The fact that all 4 schemes continue to exist sustainably shows that the market works. Otherwise one or more scheme would have lost members to others and/or the public would be outraged that one or more schemes was making soft decisions in favour of advisers.
Its only in government and the bureaucracy that the mantra is "if it ain't broke, regulate!"
On 21 June 2022 at 9:45 am Mr Slater said:
As the aim is to not confuse consumers and as there is already a Financial Services Ombudsman, I wonder what name FSCL will now give itself? Perhaps it could run a competition for its members to see what they think it should be called?
On 21 June 2022 at 2:33 pm Murray Weatherston said:
Isn't Karen Stevens the Insurance & Financial Services Ombudsman (IFSO).
Who really cares what name FSCL comes up with for their Ombudsman?
On 22 June 2022 at 1:59 pm Murray Weatherston said:
Re Dirty harry's comment about 4 DRS.

I've just had occasion to look at the 2021 Annual report of the Banking Ombudsman.

Looks like they have only 19 members - 17 banks, a building society and a credit union.

Of the 116 disputes found to be in jurisdiction, customers won outright 12 times , the member won outright 65 times and the result a partial win for both parties was 39 times.

BOS is not a DRS with a large number of members.
On 23 June 2022 at 12:49 pm Dirty Harry said:
Still yet to see a good reason for BoS + 3

because "the law allows it", is not one.
Why does it?
Why on earth should there be a "competitive market" for us to choose a DRS? On what basis should they compete? I assume the intent was price - to be as low cost and efficient as possible.
That's well and good.

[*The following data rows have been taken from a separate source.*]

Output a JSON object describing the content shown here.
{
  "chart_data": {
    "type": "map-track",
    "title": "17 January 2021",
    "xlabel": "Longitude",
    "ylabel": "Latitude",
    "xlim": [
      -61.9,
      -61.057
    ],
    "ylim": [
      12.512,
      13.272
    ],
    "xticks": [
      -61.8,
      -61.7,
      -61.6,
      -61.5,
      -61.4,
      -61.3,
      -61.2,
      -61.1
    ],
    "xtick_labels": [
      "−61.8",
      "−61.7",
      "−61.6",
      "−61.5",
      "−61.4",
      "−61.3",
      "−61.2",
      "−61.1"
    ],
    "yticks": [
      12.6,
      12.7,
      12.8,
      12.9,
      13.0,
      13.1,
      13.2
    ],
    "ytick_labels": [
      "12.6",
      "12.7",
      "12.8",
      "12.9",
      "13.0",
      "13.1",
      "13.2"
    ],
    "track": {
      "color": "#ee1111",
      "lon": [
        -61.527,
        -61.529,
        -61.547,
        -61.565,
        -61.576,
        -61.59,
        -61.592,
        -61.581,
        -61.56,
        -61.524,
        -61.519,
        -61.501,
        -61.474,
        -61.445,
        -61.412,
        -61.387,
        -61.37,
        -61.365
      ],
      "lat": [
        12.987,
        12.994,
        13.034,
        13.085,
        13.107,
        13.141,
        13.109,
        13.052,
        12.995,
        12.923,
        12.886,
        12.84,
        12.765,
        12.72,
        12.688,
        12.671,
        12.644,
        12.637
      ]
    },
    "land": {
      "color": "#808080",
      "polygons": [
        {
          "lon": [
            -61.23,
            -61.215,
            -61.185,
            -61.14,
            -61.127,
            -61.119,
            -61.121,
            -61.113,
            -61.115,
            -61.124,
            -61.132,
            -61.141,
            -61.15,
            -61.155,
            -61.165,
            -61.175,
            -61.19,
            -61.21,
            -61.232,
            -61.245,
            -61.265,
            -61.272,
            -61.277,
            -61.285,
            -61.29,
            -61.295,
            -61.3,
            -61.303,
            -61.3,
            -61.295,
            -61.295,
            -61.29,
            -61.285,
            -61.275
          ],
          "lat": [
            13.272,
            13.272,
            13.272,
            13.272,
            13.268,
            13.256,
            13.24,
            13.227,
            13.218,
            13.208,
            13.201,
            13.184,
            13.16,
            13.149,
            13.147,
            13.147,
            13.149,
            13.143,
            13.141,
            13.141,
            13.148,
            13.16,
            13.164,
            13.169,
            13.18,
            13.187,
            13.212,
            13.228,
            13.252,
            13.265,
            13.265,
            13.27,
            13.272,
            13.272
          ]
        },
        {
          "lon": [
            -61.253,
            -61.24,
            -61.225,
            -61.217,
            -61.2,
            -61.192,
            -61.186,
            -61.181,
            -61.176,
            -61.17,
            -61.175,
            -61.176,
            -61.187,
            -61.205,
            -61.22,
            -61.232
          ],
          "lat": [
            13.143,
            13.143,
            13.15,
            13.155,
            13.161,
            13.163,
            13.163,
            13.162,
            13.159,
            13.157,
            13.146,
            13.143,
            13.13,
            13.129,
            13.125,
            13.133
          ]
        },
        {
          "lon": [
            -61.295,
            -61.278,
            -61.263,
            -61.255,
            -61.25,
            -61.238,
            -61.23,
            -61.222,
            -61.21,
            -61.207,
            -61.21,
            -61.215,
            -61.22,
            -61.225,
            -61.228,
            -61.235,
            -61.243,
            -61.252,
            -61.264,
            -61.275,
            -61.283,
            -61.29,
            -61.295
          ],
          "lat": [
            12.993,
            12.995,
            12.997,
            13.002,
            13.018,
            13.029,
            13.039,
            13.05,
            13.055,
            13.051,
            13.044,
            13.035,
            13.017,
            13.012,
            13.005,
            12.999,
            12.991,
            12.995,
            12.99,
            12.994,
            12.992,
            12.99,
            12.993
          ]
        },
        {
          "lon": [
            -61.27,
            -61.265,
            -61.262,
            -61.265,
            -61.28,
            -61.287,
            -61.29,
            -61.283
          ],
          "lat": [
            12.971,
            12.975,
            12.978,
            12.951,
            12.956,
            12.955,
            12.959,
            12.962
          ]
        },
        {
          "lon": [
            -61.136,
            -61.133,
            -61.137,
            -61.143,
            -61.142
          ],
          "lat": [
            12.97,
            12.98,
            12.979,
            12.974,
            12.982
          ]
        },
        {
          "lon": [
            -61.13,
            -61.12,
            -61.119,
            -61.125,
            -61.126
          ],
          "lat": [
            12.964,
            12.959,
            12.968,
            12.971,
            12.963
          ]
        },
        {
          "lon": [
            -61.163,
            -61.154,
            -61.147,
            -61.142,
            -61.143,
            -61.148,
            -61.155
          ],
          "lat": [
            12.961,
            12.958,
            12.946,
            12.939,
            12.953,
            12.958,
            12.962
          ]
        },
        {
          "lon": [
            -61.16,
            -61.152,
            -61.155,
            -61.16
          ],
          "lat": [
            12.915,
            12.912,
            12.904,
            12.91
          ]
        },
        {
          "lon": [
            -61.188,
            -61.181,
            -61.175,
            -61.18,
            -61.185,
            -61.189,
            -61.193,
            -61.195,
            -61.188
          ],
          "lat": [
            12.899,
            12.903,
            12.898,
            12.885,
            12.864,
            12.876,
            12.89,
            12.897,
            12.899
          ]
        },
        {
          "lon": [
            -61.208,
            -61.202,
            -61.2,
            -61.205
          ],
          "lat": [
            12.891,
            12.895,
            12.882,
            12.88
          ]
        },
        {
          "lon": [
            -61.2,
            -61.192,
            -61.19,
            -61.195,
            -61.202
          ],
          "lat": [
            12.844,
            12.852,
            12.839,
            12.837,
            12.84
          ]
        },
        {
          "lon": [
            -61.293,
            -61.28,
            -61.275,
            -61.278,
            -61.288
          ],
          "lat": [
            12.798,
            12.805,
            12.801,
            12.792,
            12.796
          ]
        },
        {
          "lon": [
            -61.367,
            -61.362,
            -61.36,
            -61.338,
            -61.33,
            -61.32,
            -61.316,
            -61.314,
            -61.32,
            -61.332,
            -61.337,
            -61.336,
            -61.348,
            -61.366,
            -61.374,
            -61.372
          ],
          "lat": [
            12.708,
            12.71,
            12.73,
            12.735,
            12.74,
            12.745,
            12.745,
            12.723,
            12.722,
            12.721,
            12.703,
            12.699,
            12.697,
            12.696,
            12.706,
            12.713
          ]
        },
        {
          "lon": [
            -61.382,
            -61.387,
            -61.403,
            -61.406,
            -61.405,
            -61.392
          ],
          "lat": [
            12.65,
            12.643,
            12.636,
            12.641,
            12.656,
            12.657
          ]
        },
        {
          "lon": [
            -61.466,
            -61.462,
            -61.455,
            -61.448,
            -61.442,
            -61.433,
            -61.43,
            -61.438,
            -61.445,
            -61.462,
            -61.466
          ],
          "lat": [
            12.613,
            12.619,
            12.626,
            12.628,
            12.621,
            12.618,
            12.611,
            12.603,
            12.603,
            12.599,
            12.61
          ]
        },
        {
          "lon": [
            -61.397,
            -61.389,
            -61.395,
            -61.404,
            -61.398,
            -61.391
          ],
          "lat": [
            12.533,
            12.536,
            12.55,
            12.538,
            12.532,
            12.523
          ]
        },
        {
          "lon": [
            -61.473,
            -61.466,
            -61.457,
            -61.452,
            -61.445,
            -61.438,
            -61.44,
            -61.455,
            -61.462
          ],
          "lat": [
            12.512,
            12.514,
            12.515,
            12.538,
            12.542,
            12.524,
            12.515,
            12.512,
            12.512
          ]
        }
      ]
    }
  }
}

But what if they compete on being "the best to deal with" (soft) for advisers?
What if they discover their assumptions in their business plans are incorrect and they go out and seek to "educate" consumers about their rights - AKA soliciting complaints.
What if they decide the name thing is really important for branding/competing and end up spending megabucks in pursuit of that?
And we end up with a situation akin to driving around Napier looking for a supermarket.

At the very least three sets of management and compliance is never as efficient as one. The fact the the 3 exist and pay all their bills doesn't prove to me that the market works, it proves the whole DRS thing costs far too much to run.

I would rather one scheme, run as a non-profit, with suitable people running it for the interests of all.